FedSat is a Scientific R&D microsatellite that launched in 2002 on a H-2A from Tanegashima.
Firstly, the on-board software is in Ada95, using the GNAT 3.13p as the compiler and RTEMS as the Run-time Kernel. Both Open-Source, and the 'p' in "3.13p" means public, free-as-in-beer. The on-board software was developed mostly by Software Improvements , a bunch of software professionals who are heavily into SLCMs, CMM, etc. And lo, it worketh, on-time, under-budget.
The ground station was another matter. OASIS was tried, but couldn't do all that was required. In a spectacular case of less-than-wonderful-judgement, VB on Windows was used for development. After a while, they got some software pros to work on that one too, rather than the hack'n'slash electronics engineers. Well, it partially works - enough so that a few months or years after launch, it will do most of what's wanted.
- Moral*: if it's important, and has to work first time, every time, do it in Ada and open source, and use good software principles. If it's not so important, and can be fixed up afterwards, you're still better off using Ada, though Java's a good second choice. The only reason Ada's so good is that it makes it easy to adhere to good software engineering principles, such as teamwork, smart design, and open standards.

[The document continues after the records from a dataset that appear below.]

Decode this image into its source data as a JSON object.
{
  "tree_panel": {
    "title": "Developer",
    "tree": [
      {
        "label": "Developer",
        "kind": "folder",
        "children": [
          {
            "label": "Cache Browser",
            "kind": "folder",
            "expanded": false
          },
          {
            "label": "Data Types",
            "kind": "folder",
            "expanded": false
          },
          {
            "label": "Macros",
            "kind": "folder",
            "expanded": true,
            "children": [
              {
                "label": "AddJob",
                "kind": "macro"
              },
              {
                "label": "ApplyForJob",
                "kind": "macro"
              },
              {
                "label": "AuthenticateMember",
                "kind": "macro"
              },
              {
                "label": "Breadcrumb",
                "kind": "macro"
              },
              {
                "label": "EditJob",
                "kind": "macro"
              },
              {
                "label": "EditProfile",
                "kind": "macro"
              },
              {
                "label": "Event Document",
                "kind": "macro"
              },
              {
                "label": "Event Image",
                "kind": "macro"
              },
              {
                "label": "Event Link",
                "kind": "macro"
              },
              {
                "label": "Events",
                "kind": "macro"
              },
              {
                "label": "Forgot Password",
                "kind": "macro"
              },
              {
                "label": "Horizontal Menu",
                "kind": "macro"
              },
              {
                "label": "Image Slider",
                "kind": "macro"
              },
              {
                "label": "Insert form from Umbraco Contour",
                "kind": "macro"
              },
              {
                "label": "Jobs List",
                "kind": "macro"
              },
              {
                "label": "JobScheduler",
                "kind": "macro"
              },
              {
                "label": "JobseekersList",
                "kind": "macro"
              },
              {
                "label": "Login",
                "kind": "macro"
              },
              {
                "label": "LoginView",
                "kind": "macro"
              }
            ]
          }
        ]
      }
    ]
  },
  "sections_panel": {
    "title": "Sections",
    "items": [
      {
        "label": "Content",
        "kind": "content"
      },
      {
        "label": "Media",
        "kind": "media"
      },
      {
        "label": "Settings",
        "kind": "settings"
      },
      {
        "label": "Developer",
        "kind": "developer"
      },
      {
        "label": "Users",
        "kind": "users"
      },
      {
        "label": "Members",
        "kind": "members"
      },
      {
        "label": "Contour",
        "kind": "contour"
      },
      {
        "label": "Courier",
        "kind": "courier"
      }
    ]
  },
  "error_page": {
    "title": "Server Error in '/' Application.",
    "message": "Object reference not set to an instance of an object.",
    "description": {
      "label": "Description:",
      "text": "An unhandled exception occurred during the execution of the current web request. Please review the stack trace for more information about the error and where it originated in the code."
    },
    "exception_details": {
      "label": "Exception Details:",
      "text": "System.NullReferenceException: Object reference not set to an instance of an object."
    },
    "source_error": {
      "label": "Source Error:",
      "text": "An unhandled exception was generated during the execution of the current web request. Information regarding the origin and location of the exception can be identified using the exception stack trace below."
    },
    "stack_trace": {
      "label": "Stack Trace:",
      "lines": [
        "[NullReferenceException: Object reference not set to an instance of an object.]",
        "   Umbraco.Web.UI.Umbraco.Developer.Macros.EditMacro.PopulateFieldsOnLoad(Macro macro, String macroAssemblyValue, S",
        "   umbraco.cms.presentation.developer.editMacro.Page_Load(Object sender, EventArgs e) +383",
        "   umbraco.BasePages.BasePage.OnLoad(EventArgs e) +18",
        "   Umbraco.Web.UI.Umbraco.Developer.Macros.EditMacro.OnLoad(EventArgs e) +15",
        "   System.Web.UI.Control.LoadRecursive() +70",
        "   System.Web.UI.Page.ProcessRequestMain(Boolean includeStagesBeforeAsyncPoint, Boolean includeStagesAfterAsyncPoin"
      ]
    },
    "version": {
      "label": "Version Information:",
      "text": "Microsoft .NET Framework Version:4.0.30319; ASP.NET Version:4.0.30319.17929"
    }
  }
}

- Separate Public view and private view -> Interfaces between teams made easier
- High-level (generics, tasks etc) and low-level (address clauses) features ease design task
- Standardised - Ada-83 was standardised as Mil-Std-1815A in January 1983 and later as ISO/IEC 8652:1987, Ada-95 as ISO/IEC 8652:1995.Copies of the LRM (Language Reference Manual , style manual etc. are all freely available on the web.